Both of these have their pros and cons, but for small enough servoces, I personally prefer the second approach. It’s much easier to setup and you have only one JVM started, which makes debugging really easy. You can use a generic framework like Arquillian for starting your application in a container environment, but I prefer simple solutions and just use emdedded Jetty. To make test setup 100% production equivalent, I’m creating full Jetty’s WebAppContext and have to resolve all runtime dependencies for Jersey auto-discovery to work. This can be simply achieved with Maven resolved from Shrinkwrap - an Arquillian subproject:

    WebAppContext webAppContext = new WebAppContext();
    webAppContext.setResourceBase("src/main/webapp");
    webAppContext.setContextPath("/");
    File[] mavenLibs = Maven.resolver().loadPomFromFile("pom.xml")
                .importCompileAndRuntimeDependencies()
                .resolve().withTransitivity().asFile();
    for (File file: mavenLibs) {
        webAppContext.getMetaData().addWebInfJar(new FileResource(file.toURI()));
    }
    webAppContext.getMetaData().addContainerResource(new FileResource(new File("./target/classes").toURI()));

    webAppContext.setConfigurations(new Configuration[] {
        new AnnotationConfiguration(),
        new WebXmlConfiguration(),
        new WebInfConfiguration()
    });
    server.setHandler(webAppContext);

(this Stackoverflow thread inspired me a lot here)

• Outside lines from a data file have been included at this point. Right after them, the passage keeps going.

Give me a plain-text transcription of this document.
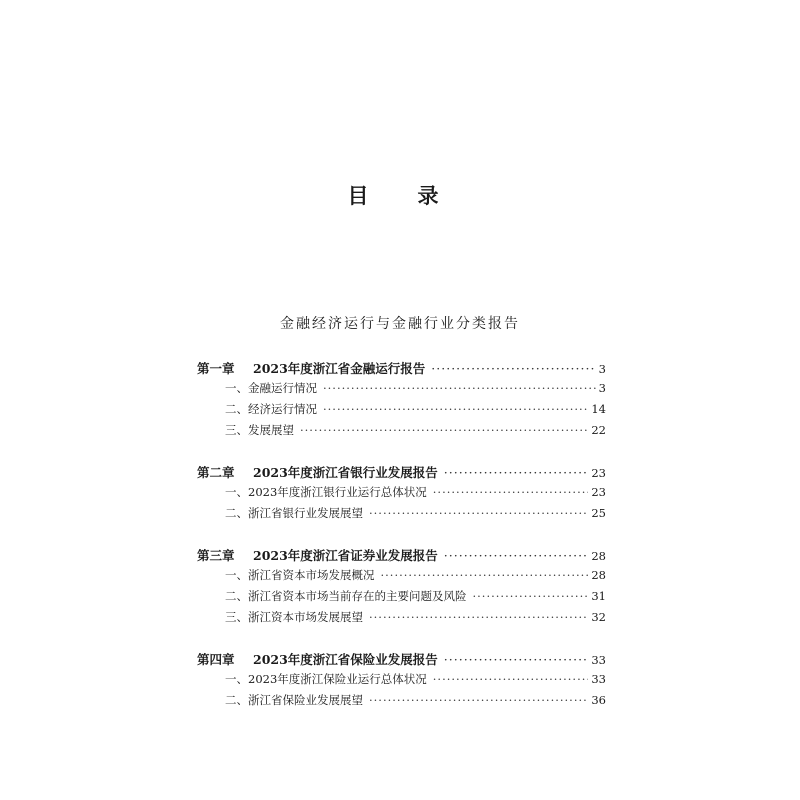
目　录
金融经济运行与金融行业分类报告
第一章	2023年度浙江省金融运行报告 ·····	3
一、金融运行情况 ·····	3
二、经济运行情况 ·····	14
三、发展展望 ·····	22
第二章	2023年度浙江省银行业发展报告 ·····	23
一、2023年度浙江银行业运行总体状况 ·····	23
二、浙江省银行业发展展望 ·····	25
第三章	2023年度浙江省证券业发展报告 ·····	28
一、浙江省资本市场发展概况 ·····	28
二、浙江省资本市场当前存在的主要问题及风险 ·····	31
三、浙江资本市场发展展望 ·····	32
第四章	2023年度浙江省保险业发展报告 ·····	33
一、2023年度浙江保险业运行总体状况 ·····	33
二、浙江省保险业发展展望 ·····	36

Now it’s time for the last part of the post: parametrizing our integration tests. Since we want to test validation constraints, there are many edge paths to check (and make your code coverage close to 100%). Writing one test per each case could be a bad idea. Among the many solutions for JUnit I’m most convinced to the Junit Params by Pragmatists team. It’s really simple and have nice concept of JQuery-like helper for creating providers. Here is my tests code (I’m also using builder pattern here to create various kinds of Todos):

@Test
@Parameters(method = "provideInvalidTodosForCreation")
public void shouldRejectInvalidTodoWhenCreate(Todo todo) {
    Response response = createTarget().request().post(Entity.json(todo));

    assertThat(response.getStatus()).isEqualTo(BAD_REQUEST.getStatusCode());
}

private static Object[] provideInvalidTodosForCreation() {
    return $(
        new TodoBuilder().withDescription("test").build(),
        new TodoBuilder().withDueDate(DateTime.now()).build(),
        new TodoBuilder().withId(123L).build(),
        new TodoBuilder().build()
    );
}

OK, enough of reading, feel free to clone the project and start writing your REST services!